I also didn't really follow your comment - but loved the energy and pleasure you put into writing it.
posted by Jody Tresidder at 9:19 AM on January 25, 2007

Jody, in one sentence: He proved that any program that can be run on a computer can be translated into a Rush Hour puzzle.
posted by empath at 9:38 AM on January 25, 2007

Isn't this really old? I played this on an old PDA literally YEARS ago...
posted by tadellin at 9:44 AM on January 25, 2007

Here's a much better link for Nob Yoshigahara who died a couple years ago. The man was a puzzle legend in his own time.
posted by vacapinta at 9:53 AM on January 25, 2007

Wiki says it was invented in the 70's and came to the US in '96
posted by MtDewd at 9:55 AM on January 25, 2007

I first saw this game on the web a few years ago. My daughter (only 7yrs old -- sorry, kid you're too young for this game) was given the toy version for Christmas and absolutely loves it.

I thought, hey, cool. This is the first time I've seen a computer puzzle game turned into a toy. How clever, using cards to set up the levels since you don't have the computer to do it.

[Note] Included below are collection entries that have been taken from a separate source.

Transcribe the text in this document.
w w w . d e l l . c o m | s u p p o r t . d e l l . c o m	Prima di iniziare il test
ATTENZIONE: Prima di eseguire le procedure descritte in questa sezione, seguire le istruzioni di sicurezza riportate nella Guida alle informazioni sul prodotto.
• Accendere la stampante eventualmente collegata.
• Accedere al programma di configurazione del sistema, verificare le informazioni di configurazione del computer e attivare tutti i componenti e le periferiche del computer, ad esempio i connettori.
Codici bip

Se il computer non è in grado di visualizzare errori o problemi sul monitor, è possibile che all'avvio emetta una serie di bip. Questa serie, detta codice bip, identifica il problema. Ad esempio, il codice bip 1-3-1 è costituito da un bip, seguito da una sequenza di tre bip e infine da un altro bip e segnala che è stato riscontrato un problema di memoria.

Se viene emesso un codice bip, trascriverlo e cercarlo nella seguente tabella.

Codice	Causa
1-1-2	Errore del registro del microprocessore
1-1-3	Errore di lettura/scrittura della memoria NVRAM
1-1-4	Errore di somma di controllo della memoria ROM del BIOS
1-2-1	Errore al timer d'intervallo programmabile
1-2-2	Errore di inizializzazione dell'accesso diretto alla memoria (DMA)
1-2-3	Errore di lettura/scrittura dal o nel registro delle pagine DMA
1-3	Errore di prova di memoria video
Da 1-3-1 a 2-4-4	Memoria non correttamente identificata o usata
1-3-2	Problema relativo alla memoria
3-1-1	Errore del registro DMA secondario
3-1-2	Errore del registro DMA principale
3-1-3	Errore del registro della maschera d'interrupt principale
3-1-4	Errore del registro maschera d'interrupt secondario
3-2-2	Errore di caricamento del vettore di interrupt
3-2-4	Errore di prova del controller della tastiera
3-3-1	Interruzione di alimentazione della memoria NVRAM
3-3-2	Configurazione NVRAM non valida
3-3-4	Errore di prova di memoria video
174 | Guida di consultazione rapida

I'm kind of disappointed it was actually the other way around. It does seem like it's naturally easier to implement on a computer than as a toy.
posted by straight at 10:03 AM on January 25, 2007

I remember puzzle 38 being the only one from the original set that reeeaaally frustrated me as a kid.

After playing through it again online, I must say that it seemed much easier. Sure, it still took me like 10 minutes to get it, but that pales compared to the hour it took back in the day.

Maybe there's only a finite number of "tricks" to the game, and after you've seen them all there's none that can stump you (as long as you're thinking about it).

(Also, why did I recently buy the 4th pack when I saw it in the store when I could just get it for free online?)
posted by mikeweeney at 10:07 AM on January 25, 2007

I see lots of links to online versions you can play on the computer. Does anyone have links to a bunch of starting configurations for the puzzle you could print out and use with the toy version? I could just play a bunch of the online versions and write down the starting config for each one, but it seems like there ought to be an easier way...
posted by straight at 10:10 AM on January 25, 2007

morganw - sweet, maybe now I will cave and get one of these. also - I really like the actual, holdable versions of this game. for puzzles it just seems to make thinking easier if I can hold it in my hand rather than stare at it on a screen.